Stalin, hijo único cruelmente maltratado por un padre alcohólico, gobernó la Unión Soviética con mano de hierro desde 1929 hasta su muerte en 1953. Aupado por Lenin a un cargo político aparentemente hueco, fue maniobrando incluso antes de la muerte de su mentor hasta hacerse con el poder absoluto. Lo usó como un depredador despiadado en busca de su supervivencia a toda costa. Deportó pueblos enteros y depuró a cualquiera del que sospechara desafección.
La institución la fundó el mismo Stalin en la calle donde estaba su humildísima casa de niño. Derribó el barrio primitivo y construyó un mamotreto de cemento para mayor gloria suya, pero, romántico él, mantuvo en pie la vivienda familiar como testimonio de la dureza de su infancia. Su padre era zapatero y su madre, ama de casa. Su rostro se repite en decenas de fotografías. Es el retrato de un héroe que se fugó cinco veces de las prisiones en que lo encerraron.
AZERBAIYÁN
Cruzo la frontera con asombrosa rapidez para tratarse de Azerbaiyán. Destacable es la preocupación de militares y policías por saber si he estado en la odiada Armenia. Por supuesto que no, respondo. Si hubiera ido tendría serios problemas porque los vecinos están en guerra por la región de Nagorno Karabaj, autoproclamada República Independiente, pero que los azeríes consideran territorio de Azerbaiján ocupado ilegalmente por Armenia.
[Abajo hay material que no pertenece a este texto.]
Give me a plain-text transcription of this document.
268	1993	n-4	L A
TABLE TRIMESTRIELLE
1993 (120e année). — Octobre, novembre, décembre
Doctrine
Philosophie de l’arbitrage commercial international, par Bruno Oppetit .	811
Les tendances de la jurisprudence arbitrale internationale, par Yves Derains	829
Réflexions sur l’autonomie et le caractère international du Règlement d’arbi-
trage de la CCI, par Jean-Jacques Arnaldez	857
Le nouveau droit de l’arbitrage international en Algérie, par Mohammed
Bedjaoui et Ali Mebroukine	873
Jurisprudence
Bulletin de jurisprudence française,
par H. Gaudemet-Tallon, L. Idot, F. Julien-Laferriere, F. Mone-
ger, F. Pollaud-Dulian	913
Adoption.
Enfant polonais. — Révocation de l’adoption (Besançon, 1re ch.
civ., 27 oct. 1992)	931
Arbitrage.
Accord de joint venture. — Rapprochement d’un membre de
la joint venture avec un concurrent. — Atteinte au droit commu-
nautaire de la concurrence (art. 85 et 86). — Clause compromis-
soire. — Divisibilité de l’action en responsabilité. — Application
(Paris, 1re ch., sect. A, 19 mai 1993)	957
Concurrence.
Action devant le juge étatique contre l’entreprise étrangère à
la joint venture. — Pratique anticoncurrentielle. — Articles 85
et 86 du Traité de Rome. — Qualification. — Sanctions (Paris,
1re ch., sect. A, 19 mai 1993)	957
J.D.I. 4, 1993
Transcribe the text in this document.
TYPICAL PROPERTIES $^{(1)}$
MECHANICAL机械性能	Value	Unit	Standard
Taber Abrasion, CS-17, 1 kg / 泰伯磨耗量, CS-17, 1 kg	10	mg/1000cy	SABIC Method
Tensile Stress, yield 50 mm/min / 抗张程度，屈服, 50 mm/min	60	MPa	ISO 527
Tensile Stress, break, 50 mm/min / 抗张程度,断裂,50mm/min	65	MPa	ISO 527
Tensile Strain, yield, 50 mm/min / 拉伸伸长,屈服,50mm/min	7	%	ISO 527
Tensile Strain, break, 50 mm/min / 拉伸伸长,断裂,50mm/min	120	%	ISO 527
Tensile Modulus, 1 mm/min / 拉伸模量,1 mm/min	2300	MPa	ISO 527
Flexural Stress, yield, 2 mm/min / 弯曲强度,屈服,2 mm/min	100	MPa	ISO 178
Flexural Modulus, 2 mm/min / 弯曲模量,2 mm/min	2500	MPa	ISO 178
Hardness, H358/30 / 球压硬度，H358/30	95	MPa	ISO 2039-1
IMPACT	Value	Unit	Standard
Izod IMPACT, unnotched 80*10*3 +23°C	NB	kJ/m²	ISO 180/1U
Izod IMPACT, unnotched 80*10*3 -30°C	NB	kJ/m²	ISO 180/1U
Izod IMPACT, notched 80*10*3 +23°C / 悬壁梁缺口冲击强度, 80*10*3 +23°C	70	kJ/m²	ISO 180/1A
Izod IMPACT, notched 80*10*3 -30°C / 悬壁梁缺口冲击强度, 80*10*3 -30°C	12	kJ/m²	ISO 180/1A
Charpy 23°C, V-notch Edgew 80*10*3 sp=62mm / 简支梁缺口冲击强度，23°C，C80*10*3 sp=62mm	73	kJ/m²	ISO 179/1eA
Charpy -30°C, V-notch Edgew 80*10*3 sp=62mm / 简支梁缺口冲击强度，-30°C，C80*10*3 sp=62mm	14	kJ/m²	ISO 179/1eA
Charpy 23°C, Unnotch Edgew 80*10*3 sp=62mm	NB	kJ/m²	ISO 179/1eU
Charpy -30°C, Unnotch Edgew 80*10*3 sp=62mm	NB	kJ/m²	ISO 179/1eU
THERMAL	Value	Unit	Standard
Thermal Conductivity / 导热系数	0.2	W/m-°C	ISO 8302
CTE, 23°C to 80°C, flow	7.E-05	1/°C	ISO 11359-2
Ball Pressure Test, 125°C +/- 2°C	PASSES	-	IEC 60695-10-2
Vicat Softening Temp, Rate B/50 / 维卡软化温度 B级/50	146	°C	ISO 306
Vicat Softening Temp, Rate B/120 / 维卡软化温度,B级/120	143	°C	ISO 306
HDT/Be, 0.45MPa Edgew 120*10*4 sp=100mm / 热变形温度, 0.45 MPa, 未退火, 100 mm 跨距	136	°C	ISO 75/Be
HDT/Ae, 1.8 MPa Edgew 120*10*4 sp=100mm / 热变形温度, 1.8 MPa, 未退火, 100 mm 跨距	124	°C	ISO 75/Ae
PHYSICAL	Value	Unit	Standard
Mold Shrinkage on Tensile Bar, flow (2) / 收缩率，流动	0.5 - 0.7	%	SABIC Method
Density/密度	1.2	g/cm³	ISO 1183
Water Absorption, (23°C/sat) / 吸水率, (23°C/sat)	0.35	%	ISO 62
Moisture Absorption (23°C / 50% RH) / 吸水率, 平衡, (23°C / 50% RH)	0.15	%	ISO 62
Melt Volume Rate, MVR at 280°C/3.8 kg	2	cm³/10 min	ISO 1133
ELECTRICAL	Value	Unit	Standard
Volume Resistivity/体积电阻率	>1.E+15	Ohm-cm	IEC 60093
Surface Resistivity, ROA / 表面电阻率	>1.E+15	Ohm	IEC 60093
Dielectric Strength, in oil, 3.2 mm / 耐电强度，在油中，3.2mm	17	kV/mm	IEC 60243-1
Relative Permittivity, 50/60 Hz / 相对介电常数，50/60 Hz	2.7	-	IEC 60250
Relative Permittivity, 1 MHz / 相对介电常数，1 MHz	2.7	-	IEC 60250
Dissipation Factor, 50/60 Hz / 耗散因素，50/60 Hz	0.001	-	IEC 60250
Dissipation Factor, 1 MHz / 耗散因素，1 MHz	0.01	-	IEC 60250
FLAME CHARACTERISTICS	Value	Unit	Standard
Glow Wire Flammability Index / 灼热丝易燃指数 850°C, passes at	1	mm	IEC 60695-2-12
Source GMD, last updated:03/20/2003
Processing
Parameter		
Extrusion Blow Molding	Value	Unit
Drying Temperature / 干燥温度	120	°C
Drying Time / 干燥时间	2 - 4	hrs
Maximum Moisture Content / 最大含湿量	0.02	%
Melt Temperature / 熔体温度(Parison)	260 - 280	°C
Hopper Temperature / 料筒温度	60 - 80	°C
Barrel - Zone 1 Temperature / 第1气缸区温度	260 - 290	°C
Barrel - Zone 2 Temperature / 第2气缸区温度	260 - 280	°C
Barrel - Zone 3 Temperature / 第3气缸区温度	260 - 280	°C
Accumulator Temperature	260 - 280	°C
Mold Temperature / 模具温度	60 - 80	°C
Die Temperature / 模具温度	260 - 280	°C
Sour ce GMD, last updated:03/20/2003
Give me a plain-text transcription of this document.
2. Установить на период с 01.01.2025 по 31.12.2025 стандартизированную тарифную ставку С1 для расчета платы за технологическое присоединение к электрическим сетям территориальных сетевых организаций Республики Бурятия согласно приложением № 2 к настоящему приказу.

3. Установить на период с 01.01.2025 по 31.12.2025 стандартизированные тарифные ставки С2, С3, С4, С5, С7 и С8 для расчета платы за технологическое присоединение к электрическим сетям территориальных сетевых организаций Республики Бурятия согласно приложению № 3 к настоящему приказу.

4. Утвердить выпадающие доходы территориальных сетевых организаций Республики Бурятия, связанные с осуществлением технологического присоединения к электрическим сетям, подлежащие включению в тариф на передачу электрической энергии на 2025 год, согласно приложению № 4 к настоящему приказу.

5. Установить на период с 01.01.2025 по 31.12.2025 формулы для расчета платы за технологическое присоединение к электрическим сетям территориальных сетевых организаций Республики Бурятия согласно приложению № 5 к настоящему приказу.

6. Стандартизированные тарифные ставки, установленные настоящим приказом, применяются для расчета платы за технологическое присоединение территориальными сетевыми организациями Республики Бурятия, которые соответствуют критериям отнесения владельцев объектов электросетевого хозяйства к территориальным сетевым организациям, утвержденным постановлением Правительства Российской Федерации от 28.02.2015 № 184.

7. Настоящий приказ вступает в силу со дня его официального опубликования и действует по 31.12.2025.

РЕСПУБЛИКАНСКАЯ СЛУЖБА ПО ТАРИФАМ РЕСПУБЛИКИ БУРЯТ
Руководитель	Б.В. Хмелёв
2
Voy a Shaki, pueblecito en las estribaciones del Cáucaso. Por supuesto, conducen mal; por supuesto, hay baches; por supuesto, es arriesgado, pero la carretera está en un estado aceptable y el paisaje es verde y fértil. Bajo el sol declinante del atardecer que alarga nuestras sombras, todo se revela de una gran belleza y las gentes de una enorme amabilidad. Los adultos tienen la dentadura dorada, son encantadores y me indican el camino con toda deferencia. Atravieso un bosque mediterráneo frondoso rodeado de praderas donde pastan las vacas. A mi derecha tengo unos montes redondeados alfombrados de hierba y a mi izquierda las abruptas montañas del Cáucaso. El sol se pone a mi espalda y me cruzo con pastores y carreteros.
BAKÚ
El recorrido cruza densos bosques mediterráneos hasta que asciende unas lomas y, posteriormente, realiza un pronunciado descenso. Comienza el desierto. Al final espera Bakú, la surrealista capital del petróleo, donde conviven infraviviendas y monumentales edificios de acero y cristal pagados con el oro negro que brota de los pozos perforados en el Mar Caspio.